Each vertex in this graph will have degree \(M - 1 = R(s - 1, t) + R(s, t - 1) - 1\text{.}\) Now focus on one vertex, and count the number of edges that are red and the number of edges that are blue.

By the pigeonhole principle, there are at least \(R(s - 1, t)\) red edges or at least \(R(s, t - 1)\) blue edges.

Assume there are at least \(R(s - 1, t)\) red edges.

Now consider the subgraph of \(K_M\text{,}\) \(K_{R(s - 1, t)}\text{.}\) By definition, there must be a red \(K_{s - 1}\) or a blue \(K_t\text{.}\) If \(K_{R(s - 1, t)}\) contains a red \(K_{s - 1}\text{,}\) we have a red \(K_s\) since the initial vertex's incident edges were all red as well.
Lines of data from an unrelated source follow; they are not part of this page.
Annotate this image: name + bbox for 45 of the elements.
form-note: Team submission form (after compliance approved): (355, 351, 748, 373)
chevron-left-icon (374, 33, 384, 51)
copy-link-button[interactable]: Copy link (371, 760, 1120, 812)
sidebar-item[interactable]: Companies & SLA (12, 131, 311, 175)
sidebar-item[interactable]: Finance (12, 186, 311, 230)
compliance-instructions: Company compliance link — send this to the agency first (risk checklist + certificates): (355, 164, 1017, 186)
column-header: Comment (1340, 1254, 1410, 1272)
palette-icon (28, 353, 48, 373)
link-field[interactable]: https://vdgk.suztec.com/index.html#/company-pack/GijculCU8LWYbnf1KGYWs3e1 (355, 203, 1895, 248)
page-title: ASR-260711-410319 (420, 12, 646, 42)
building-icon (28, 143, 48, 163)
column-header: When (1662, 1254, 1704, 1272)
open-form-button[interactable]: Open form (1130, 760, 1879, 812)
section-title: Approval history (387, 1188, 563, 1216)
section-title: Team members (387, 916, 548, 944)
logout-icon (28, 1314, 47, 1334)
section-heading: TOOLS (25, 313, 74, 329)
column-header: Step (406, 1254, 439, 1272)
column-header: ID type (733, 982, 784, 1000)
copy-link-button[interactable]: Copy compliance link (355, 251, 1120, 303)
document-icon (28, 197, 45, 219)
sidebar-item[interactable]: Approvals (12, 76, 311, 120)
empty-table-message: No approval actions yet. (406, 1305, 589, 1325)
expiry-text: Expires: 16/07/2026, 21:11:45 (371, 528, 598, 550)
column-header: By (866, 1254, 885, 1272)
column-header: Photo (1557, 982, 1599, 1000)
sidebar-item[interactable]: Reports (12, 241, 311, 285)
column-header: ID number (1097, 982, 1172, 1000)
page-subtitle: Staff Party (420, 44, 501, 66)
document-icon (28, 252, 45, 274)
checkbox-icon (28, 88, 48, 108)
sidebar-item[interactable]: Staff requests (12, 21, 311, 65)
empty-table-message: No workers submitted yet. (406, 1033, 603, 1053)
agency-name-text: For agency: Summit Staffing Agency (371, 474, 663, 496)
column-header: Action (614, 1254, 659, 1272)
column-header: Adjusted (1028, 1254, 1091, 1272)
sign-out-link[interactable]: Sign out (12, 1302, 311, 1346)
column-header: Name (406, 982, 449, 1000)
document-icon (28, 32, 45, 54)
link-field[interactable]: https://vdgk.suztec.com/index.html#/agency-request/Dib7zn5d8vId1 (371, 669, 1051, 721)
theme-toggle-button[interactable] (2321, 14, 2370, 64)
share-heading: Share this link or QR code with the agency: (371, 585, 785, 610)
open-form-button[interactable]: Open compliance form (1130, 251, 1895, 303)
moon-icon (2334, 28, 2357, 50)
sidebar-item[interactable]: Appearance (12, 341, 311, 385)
In the other case, there is a blue \(K_t\) in \(K_{R(s - 1, t)}\text{,}\) which implies that \(K_M\) also has a blue \(K_t\text{.}\)

This proves that any two–colouring of the edges contains a red \(K_s\) or a blue \(K_t\text{.}\)

By the principle of mathematical induction, there exists a \(R(s, t)\text{,}\) which is bounded by \(R(s - 1, t) + R(s, t - 1)\text{.}\) [14.2.3.3]